Question

Q. State triangle law of vector addition. Find magnitude of resultant of two vectors

inclined at angle Ѳ. Also find the direction of resultant.​

Answer 1

Explanation:

If two vectors are represented by the sides of a triangle both in magnitude and direction taken in order, the resultant sum of the vectors is given by the closing third side of the triangle taken in the reverse order both in the magnitude and direction.

The resultant is found by adding vectors together. You can use the trig functions to find the x and y components of each vector, add them, and find the magnitude of the new vector...or, you can notice that 110° - 20° = 90°. So what you have is a 3, 4, 5 right triangle. The magnitude is 5.

Derivation of the law

Let θ be the angle between P and Q and R be the resultant vector.
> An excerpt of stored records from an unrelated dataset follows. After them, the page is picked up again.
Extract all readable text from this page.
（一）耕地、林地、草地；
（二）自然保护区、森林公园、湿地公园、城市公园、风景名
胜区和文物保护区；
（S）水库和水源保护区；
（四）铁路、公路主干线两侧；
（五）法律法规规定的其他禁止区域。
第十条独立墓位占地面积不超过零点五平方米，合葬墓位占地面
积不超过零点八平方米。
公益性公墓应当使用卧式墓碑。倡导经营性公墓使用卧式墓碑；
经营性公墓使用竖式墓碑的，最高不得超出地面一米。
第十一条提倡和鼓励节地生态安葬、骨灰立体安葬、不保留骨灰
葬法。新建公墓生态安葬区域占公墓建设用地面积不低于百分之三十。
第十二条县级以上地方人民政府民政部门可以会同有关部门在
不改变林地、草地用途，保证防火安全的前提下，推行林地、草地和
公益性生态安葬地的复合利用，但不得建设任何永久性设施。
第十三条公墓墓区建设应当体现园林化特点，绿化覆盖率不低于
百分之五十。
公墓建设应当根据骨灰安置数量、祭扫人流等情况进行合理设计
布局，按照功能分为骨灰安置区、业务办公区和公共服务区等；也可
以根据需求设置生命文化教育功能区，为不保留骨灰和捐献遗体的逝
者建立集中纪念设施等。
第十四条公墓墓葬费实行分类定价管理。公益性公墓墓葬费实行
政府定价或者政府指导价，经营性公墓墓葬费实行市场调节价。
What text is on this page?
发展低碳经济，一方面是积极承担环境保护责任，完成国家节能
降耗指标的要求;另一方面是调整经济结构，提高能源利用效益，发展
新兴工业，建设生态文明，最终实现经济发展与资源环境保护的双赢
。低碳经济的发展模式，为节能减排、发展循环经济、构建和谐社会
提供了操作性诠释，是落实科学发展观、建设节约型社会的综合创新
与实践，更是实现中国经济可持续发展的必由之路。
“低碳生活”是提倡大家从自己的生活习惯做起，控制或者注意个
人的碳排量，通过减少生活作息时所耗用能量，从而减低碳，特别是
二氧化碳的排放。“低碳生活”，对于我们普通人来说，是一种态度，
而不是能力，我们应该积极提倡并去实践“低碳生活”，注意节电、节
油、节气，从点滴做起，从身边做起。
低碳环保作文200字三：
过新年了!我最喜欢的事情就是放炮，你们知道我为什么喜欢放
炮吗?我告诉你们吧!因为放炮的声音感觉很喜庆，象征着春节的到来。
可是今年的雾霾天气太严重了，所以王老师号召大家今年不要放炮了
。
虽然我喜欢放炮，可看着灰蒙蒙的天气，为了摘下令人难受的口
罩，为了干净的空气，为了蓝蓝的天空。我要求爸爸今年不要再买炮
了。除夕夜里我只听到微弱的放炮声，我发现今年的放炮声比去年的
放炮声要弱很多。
Then, according to parallelogram law of vector addition, diagonal OB represents the resultant of P and Q. Now, expand A to C and draw BC perpendicular to OC. which is the magnitude of resultant.

thank you

Answer 2

Answer:

Triangle law of vector addition states that if two vectors can be represent the magnitude and direction by the two sides of a triangle take in the same order then the resultant is represented completely by the third side of the triangle taken in the in the opposite direction.

Resultant vector:  $\vec R= \vec P+ \vec Q$

Consider that two vectors P and Q represented by the sides AD and DC. Consider that R is the resultant vector of P and Q, represented by AC.

Now, from the triangle ABC (from the attached figure below), use Pythagoras theorem:

AC² = AB² + BC²                                                          ..................(1)

Now as shown in the figure AB = AD + BD

Put in equation (1) we get;

AC² = (AD + BD)² + BC²                                               ..................(2)

Now from the triangle DCB,

$cos\theta = \frac{BD}{DC}$

$BD = DC cos \theta$

$BD = Qcos \theta$

and, $sin\theta =\frac{BC}{DC}$

$BC = DC sin\theta$

$BC = Qsin\theta$

Substitute the value of BC and DB in equation (2);

R² = (P + Qcosθ)² + (Qsinθ)²

R² = P² + Q²cos²θ+ 2PQcosθ + Q²sin²θ

R² = P² + 2PQcosθ + (Q²cos²θ + Q²sin²θ)

R² = P² + 2PQcosθ + Q²(cos²θ + sin²θ)

R² = P² + 2PQcosθ + Q²

$R=\sqrt{P^2 + Q^2 + 2PQcos\theta}$

The above expression gives magnitude of resultant of two vectors inclined at angle θ.

Consider that Ф is the angle between vectors P and R.

From the triangle, ABC

$tan\phi =\frac{BC}{AB}$

$tan\phi =\frac{BC}{AD+ DB}$

Put the value of AD and DB in above equation:

$tan\phi=\frac{Qsin\theta}{P+ Q cos\theta}$

$\phi= tan^{-1}\large (\frac{Qsin\theta}{P+Qcos\theta}\large )$

The above equation will give the  the direction of resultant vector.